Lupanar

Maison close emblématique des fouilles de Pompéi, le Lupanar fascine les visiteurs avec ses fresques érotiques bien conservées et son histoire figée en 79 apr. J.-C. Inclus dans le parcours de visite du site archéologique, ce lieu insolite offre un témoignage incontournable sur la vie quotidienne dans la Rome antique.

En ressortant du Lupanar, vous aurez sans doute en tête une série d’images marquantes, la pénombre d’une chambre étroite aux murs patinés, l’écho lointain des rires et des murmures en latin vulgaire, les dessins érotiques vieux de deux millénaires, et peut-être un moment de réflexion sur la permanence des instincts humains à travers le temps. Une chose est sûre, cette maison close antique est une visite incontournable de Pompéi, tant pour son côté croustillant que pour la fenêtre unique qu’elle ouvre sur l’intimité et les mœurs d’une cité romaine figée dans son dernier jour.

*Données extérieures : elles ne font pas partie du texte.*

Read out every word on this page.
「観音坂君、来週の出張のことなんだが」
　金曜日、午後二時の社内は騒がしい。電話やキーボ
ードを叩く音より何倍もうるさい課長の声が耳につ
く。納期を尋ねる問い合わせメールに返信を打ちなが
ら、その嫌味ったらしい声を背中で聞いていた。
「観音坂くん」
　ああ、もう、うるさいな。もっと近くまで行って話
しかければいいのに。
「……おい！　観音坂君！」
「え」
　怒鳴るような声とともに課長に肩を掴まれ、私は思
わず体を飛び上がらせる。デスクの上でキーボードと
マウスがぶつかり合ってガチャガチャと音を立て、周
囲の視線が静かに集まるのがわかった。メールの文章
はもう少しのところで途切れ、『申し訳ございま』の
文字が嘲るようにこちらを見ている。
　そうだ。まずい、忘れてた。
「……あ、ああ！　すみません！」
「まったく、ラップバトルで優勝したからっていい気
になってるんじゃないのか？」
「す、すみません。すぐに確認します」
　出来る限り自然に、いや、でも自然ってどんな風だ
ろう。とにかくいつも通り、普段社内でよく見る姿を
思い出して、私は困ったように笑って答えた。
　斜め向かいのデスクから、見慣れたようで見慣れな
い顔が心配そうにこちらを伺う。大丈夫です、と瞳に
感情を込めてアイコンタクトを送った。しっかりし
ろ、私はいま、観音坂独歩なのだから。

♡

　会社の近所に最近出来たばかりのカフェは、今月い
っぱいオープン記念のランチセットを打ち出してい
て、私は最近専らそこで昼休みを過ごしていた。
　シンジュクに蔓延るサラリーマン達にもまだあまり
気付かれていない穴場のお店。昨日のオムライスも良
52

L’édifice s’étend sur une surface considérable, organisé autour d’une immense cour rectangulaire bordée de portiques. Au centre se trouvait une grande piscine destinée aux exercices aquatiques, tandis que les galeries couvertes servaient d’espaces pour la course, la lutte et d’autres disciplines.

Envie de découvrir ce bordel antique unique? Voici tout ce qu’il faut savoir pour visiter le Lupanar de Pompéi, de son accès pratique à ses secrets les plus surprenants, comme une véritable guide touristique.

Comment visiter le Lupanar

Gravage Lupanar de Pompéi

Le Lupanar, situé dans le Regio VII de Pompéi (non loin des thermes Stabies et à environ deux rues à l’est du Forum), se trouve à l’intersection du Vicolo del Balcone Pensile et du Vicolo del Lupanare. C’est une étape incontournable lors de la visite des fouilles.

Bonne nouvelle

L’entrée du Lupanar est incluse dans le billet général du parc archéologique de Pompéi – il n’y a donc pas besoin de ticket supplémentaire pour accéder à ce bâtiment historique.

Une fois à l’intérieur des ruines, munissez-vous du plan officiel remis à l’entrée pour localiser le Lupanar (qui y est clairement indiqué). Suivez le parcours vers la zone sud-ouest du site : le Lupanar se cache dans une petite rue secondaire, signalé à l’époque romaine par des gravures de phallus sur le pavé et les murs, un système de fléchage explicite destiné à guider les clients. Fait remarquable, ces discrètes gravures en forme de pénis sont encore visibles aujourd’hui sur les routes menant au Lupanar (regardez la photo ci-dessus), témoignant des pratiques de signalisation de l’époque.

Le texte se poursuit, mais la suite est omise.